Activists delivered more than 630,000 comments to the Environmental Protection Agency’s Boston office last week to support draft rules to curb mercury pollution from coal-fired power plants.

The EPA is expected to finalize rules by mid-November that would reduce emissions of the toxic metal from coal-fired plants by 91 percent, as well as cut other toxic pollution. The letters were delivered by a coalition of more than 200 health, environmental, and social justice organizations.

Mercury is considered one of the most poisonous emissions from power plants because it can damage the developing brains of fetuses and children.

Power plants discharge the metal into the air and it can travel thousands of miles before settling to the ground and washing into lakes and streams.

In the Northeast, pregnant woman and children are urged not to eat fish from scores of lakes and ponds because mercury can build up in the animals’ flesh.

Coal-fired power plants are the largest source of mercury pollution, arsenic, and acidic gases, and account for 25 percent of toxic metal emissions in the United States.

“This tremendous response signals that Americans know how important it is to cut down on mercury, arsenic, and other dangerous pollutants in the air we breathe,’’ Curt Spalding, regional administrator of the EPA, said in a statement.
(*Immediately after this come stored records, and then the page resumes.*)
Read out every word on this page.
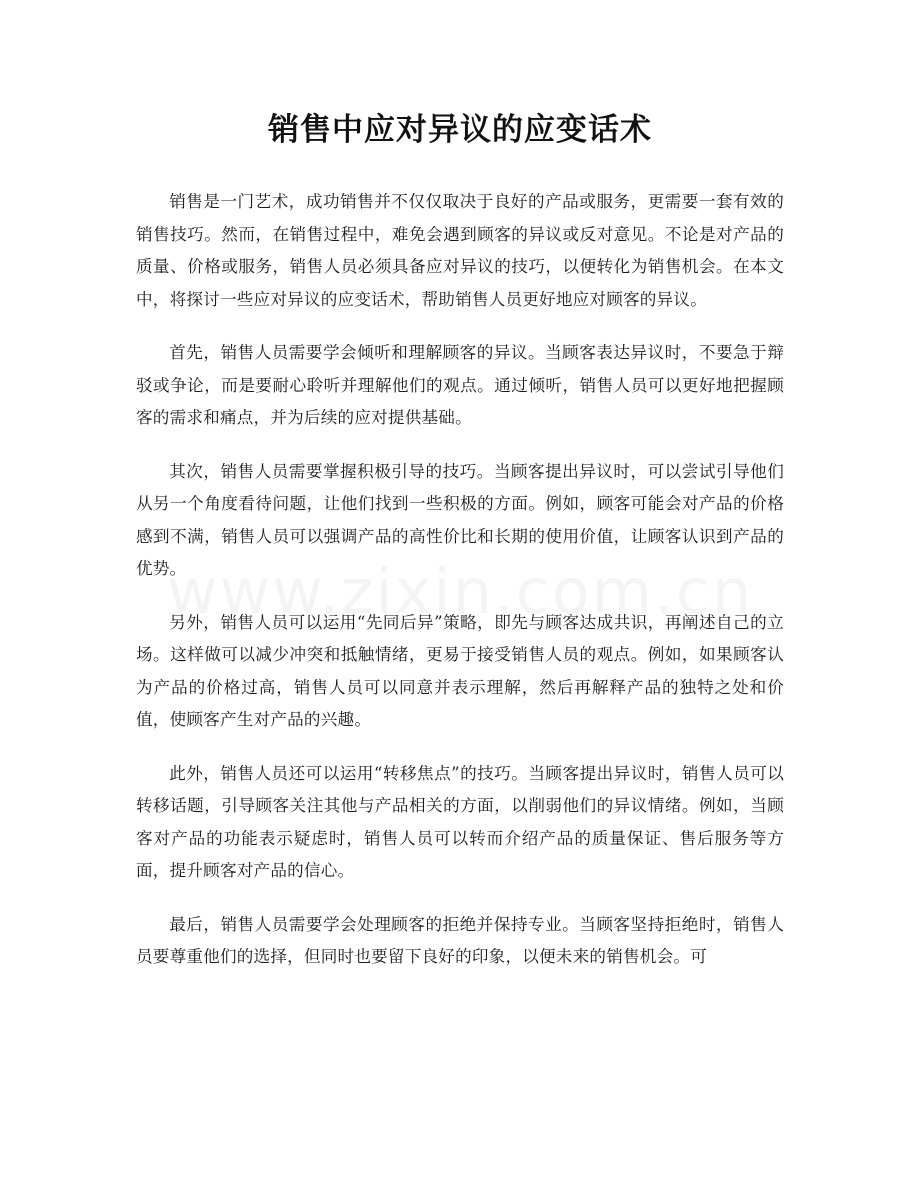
销售中应对异议的应变话术

销售是一门艺术，成功销售并不仅仅取决于良好的产品或服务，更需要一套有效的销售技巧。然而，在销售过程中，难免会遇到顾客的异议或反对意见。不论是对产品的质量、价格或服务，销售人员必须具备应对异议的技巧，以便转化为销售机会。在本文中，将探讨一些应对异议的应变话术，帮助销售人员更好地应对顾客的异议。

首先，销售人员需要学会倾听和理解顾客的异议。当顾客表达异议时，不要急于辩驳或争论，而是要耐心聆听并理解他们的观点。通过倾听，销售人员可以更好地把握顾客的需求和痛点，并为后续的应对提供基础。

其次，销售人员需要掌握积极引导的技巧。当顾客提出异议时，可以尝试引导他们从另一个角度看待问题，让他们找到一些积极的方面。例如，顾客可能会对产品的价格感到不满，销售人员可以强调产品的高性价比和长期的使用价值，让顾客认识到产品的优势。

另外，销售人员可以运用“先同后异”策略，即先与顾客达成共识，再阐述自己的立场。这样做可以减少冲突和抵触情绪，更易于接受销售人员的观点。例如，如果顾客认为产品的价格过高，销售人员可以同意并表示理解，然后再解释产品的独特之处和价值，使顾客产生对产品的兴趣。

此外，销售人员还可以运用“转移焦点”的技巧。当顾客提出异议时，销售人员可以转移话题，引导顾客关注其他与产品相关的方面，以削弱他们的异议情绪。例如，当顾客对产品的功能表示疑虑时，销售人员可以转而介绍产品的质量保证、售后服务等方面，提升顾客对产品的信心。

最后，销售人员需要学会处理顾客的拒绝并保持专业。当顾客坚持拒绝时，销售人员要尊重他们的选择，但同时也要留下良好的印象，以便未来的销售机会。可
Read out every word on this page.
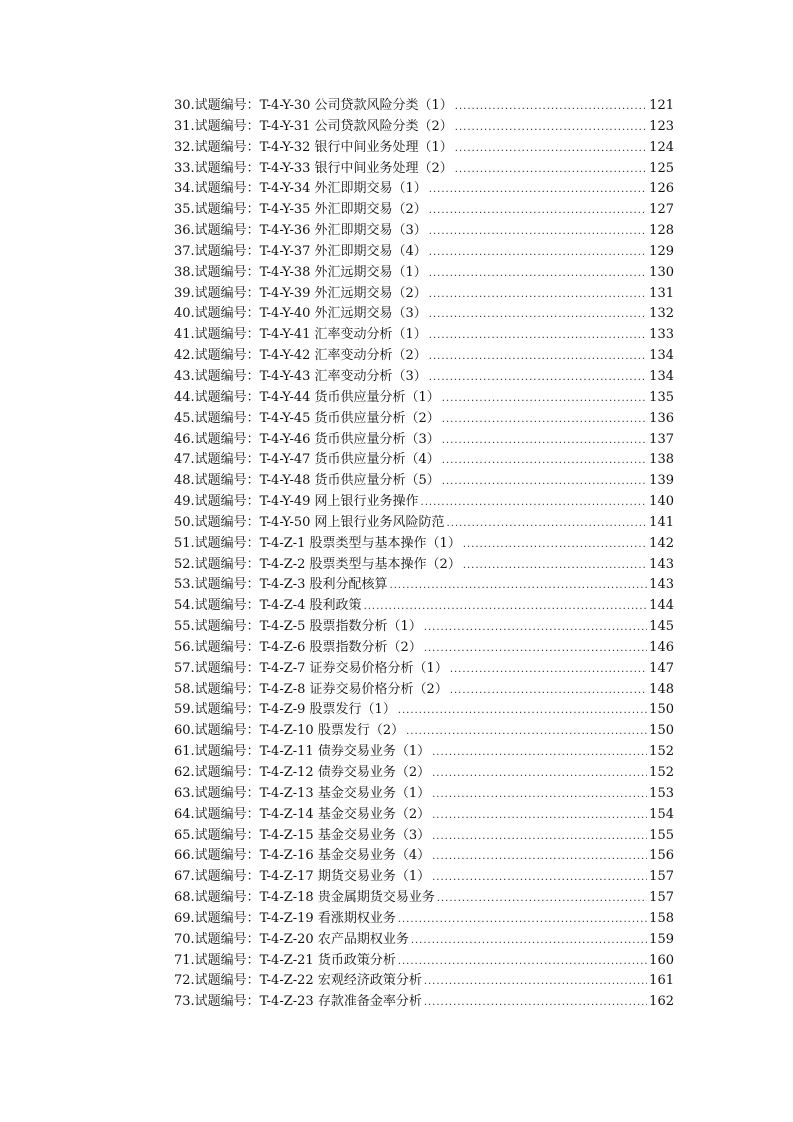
30.试题编号：T-4-Y-30 公司贷款风险分类（1） .....	121
31.试题编号：T-4-Y-31 公司贷款风险分类（2） .....	123
32.试题编号：T-4-Y-32 银行中间业务处理（1） .....	124
33.试题编号：T-4-Y-33 银行中间业务处理（2） .....	125
34.试题编号：T-4-Y-34 外汇即期交易（1） .....	126
35.试题编号：T-4-Y-35 外汇即期交易（2） .....	127
36.试题编号：T-4-Y-36 外汇即期交易（3） .....	128
37.试题编号：T-4-Y-37 外汇即期交易（4） .....	129
38.试题编号：T-4-Y-38 外汇远期交易（1） .....	130
39.试题编号：T-4-Y-39 外汇远期交易（2） .....	131
40.试题编号：T-4-Y-40 外汇远期交易（3） .....	132
41.试题编号：T-4-Y-41 汇率变动分析（1） .....	133
42.试题编号：T-4-Y-42 汇率变动分析（2） .....	134
43.试题编号：T-4-Y-43 汇率变动分析（3） .....	134
44.试题编号：T-4-Y-44 货币供应量分析（1） .....	135
45.试题编号：T-4-Y-45 货币供应量分析（2） .....	136
46.试题编号：T-4-Y-46 货币供应量分析（3） .....	137
47.试题编号：T-4-Y-47 货币供应量分析（4） .....	138
48.试题编号：T-4-Y-48 货币供应量分析（5） .....	139
49.试题编号：T-4-Y-49 网上银行业务操作 .....	140
50.试题编号：T-4-Y-50 网上银行业务风险防范 .....	141
51.试题编号：T-4-Z-1 股票类型与基本操作（1） .....	142
52.试题编号：T-4-Z-2 股票类型与基本操作（2） .....	143
53.试题编号：T-4-Z-3 股利分配核算 .....	143
54.试题编号：T-4-Z-4 股利政策 .....	144
55.试题编号：T-4-Z-5 股票指数分析（1） .....	145
56.试题编号：T-4-Z-6 股票指数分析（2） .....	146
57.试题编号：T-4-Z-7 证券交易价格分析（1） .....	147
58.试题编号：T-4-Z-8 证券交易价格分析（2） .....	148
59.试题编号：T-4-Z-9 股票发行（1） .....	150
60.试题编号：T-4-Z-10 股票发行（2） .....	150
61.试题编号：T-4-Z-11 债券交易业务（1） .....	152
62.试题编号：T-4-Z-12 债券交易业务（2） .....	152
63.试题编号：T-4-Z-13 基金交易业务（1） .....	153
64.试题编号：T-4-Z-14 基金交易业务（2） .....	154
65.试题编号：T-4-Z-15 基金交易业务（3） .....	155
66.试题编号：T-4-Z-16 基金交易业务（4） .....	156
67.试题编号：T-4-Z-17 期货交易业务（1） .....	157
68.试题编号：T-4-Z-18 贵金属期货交易业务 .....	157
69.试题编号：T-4-Z-19 看涨期权业务 .....	158
70.试题编号：T-4-Z-20 农产品期权业务 .....	159
71.试题编号：T-4-Z-21 货币政策分析 .....	160
72.试题编号：T-4-Z-22 宏观经济政策分析 .....	161
73.试题编号：T-4-Z-23 存款准备金率分析 .....	162
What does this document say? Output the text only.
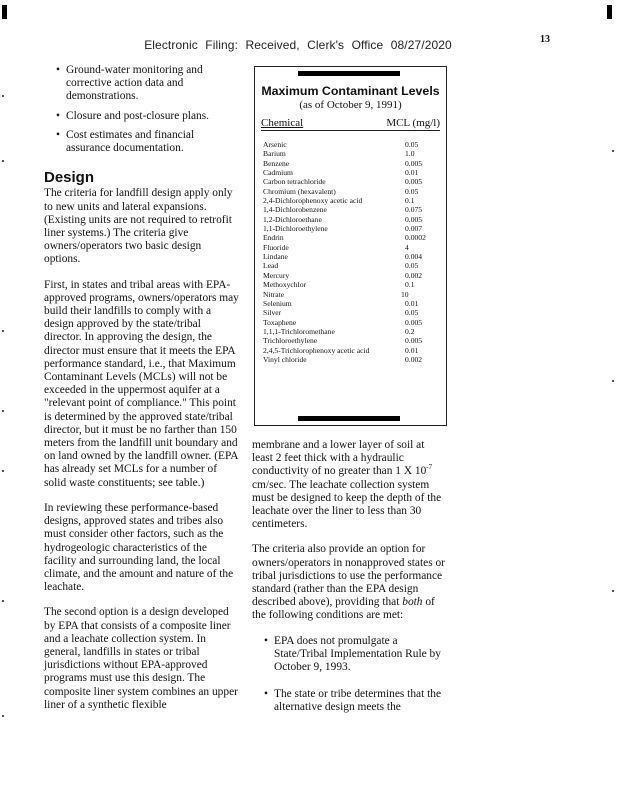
Electronic Filing: Received, Clerk's Office 08/27/2020	13
• Ground-water monitoring and corrective action data and demonstrations.
• Closure and post-closure plans.
• Cost estimates and financial assurance documentation.
Design

The criteria for landfill design apply only to new units and lateral expansions. (Existing units are not required to retrofit liner systems.) The criteria give owners/operators two basic design options.

First, in states and tribal areas with EPA-approved programs, owners/operators may build their landfills to comply with a design approved by the state/tribal director. In approving the design, the director must ensure that it meets the EPA performance standard, i.e., that Maximum Contaminant Levels (MCLs) will not be exceeded in the uppermost aquifer at a "relevant point of compliance." This point is determined by the approved state/tribal director, but it must be no farther than 150 meters from the landfill unit boundary and on land owned by the landfill owner. (EPA has already set MCLs for a number of solid waste constituents; see table.)

In reviewing these performance-based designs, approved states and tribes also must consider other factors, such as the hydrogeologic characteristics of the facility and surrounding land, the local climate, and the amount and nature of the leachate.

The second option is a design developed by EPA that consists of a composite liner and a leachate collection system. In general, landfills in states or tribal jurisdictions without EPA-approved programs must use this design. The composite liner system combines an upper liner of a synthetic flexible

Maximum Contaminant Levels
(as of October 9, 1991)
Chemical	MCL (mg/l)
Arsenic	0.05
Barium	1.0
Benzene	0.005
Cadmium	0.01
Carbon tetrachloride	0.005
Chromium (hexavalent)	0.05
2,4-Dichlorophenoxy acetic acid	0.1
1,4-Dichlorobenzene	0.075
1,2-Dichloroethane	0.005
1,1-Dichloroethylene	0.007
Endrin	0.0002
Fluoride	4
Lindane	0.004
Lead	0.05
Mercury	0.002
Methoxychlor	0.1
Nitrate	10
Selenium	0.01
Silver	0.05
Toxaphene	0.005
1,1,1-Trichloromethane	0.2
Trichloroethylene	0.005
2,4,5-Trichlorophenoxy acetic acid	0.01
Vinyl chloride	0.002

membrane and a lower layer of soil at least 2 feet thick with a hydraulic conductivity of no greater than 1 X $10^{-7}$ cm/sec. The leachate collection system must be designed to keep the depth of the leachate over the liner to less than 30 centimeters.

The criteria also provide an option for owners/operators in nonapproved states or tribal jurisdictions to use the performance standard (rather than the EPA design described above), providing that both of the following conditions are met:

• EPA does not promulgate a State/Tribal Implementation Rule by October 9, 1993.
• The state or tribe determines that the alternative design meets the
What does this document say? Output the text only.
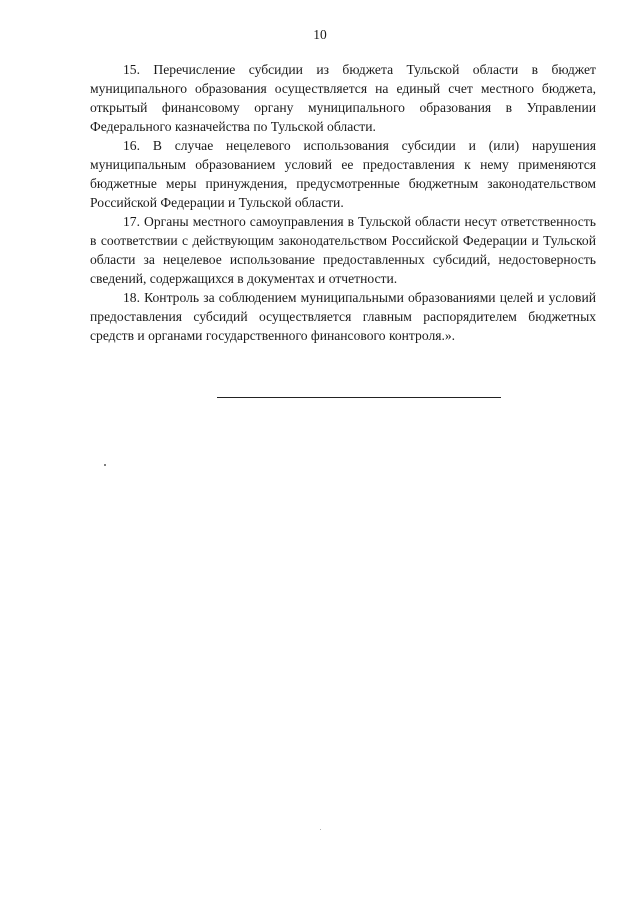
10

15. Перечисление субсидии из бюджета Тульской области в бюджет муниципального образования осуществляется на единый счет местного бюджета, открытый финансовому органу муниципального образования в Управлении Федерального казначейства по Тульской области.

16. В случае нецелевого использования субсидии и (или) нарушения муниципальным образованием условий ее предоставления к нему применяются бюджетные меры принуждения, предусмотренные бюджетным законодательством Российской Федерации и Тульской области.

17. Органы местного самоуправления в Тульской области несут ответственность в соответствии с действующим законодательством Российской Федерации и Тульской области за нецелевое использование предоставленных субсидий, недостоверность сведений, содержащихся в документах и отчетности.

18. Контроль за соблюдением муниципальными образованиями целей и условий предоставления субсидий осуществляется главным распорядителем бюджетных средств и органами государственного финансового контроля.».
Opponents say new rules would cost the industry billions of dollars.

Organizations that organized the letter campaign include the Alliance for Climate Protection, Democracia Inc., Environment America, Environmental Defense Fund, Greenpeace, Health Care Without Harm, Interfaith Power and Light, League of Women Voters, League of Conservation Voters, National Wildlife Federation, Physicians for Social Responsibility, Sierra Club, and US Climate Action Network.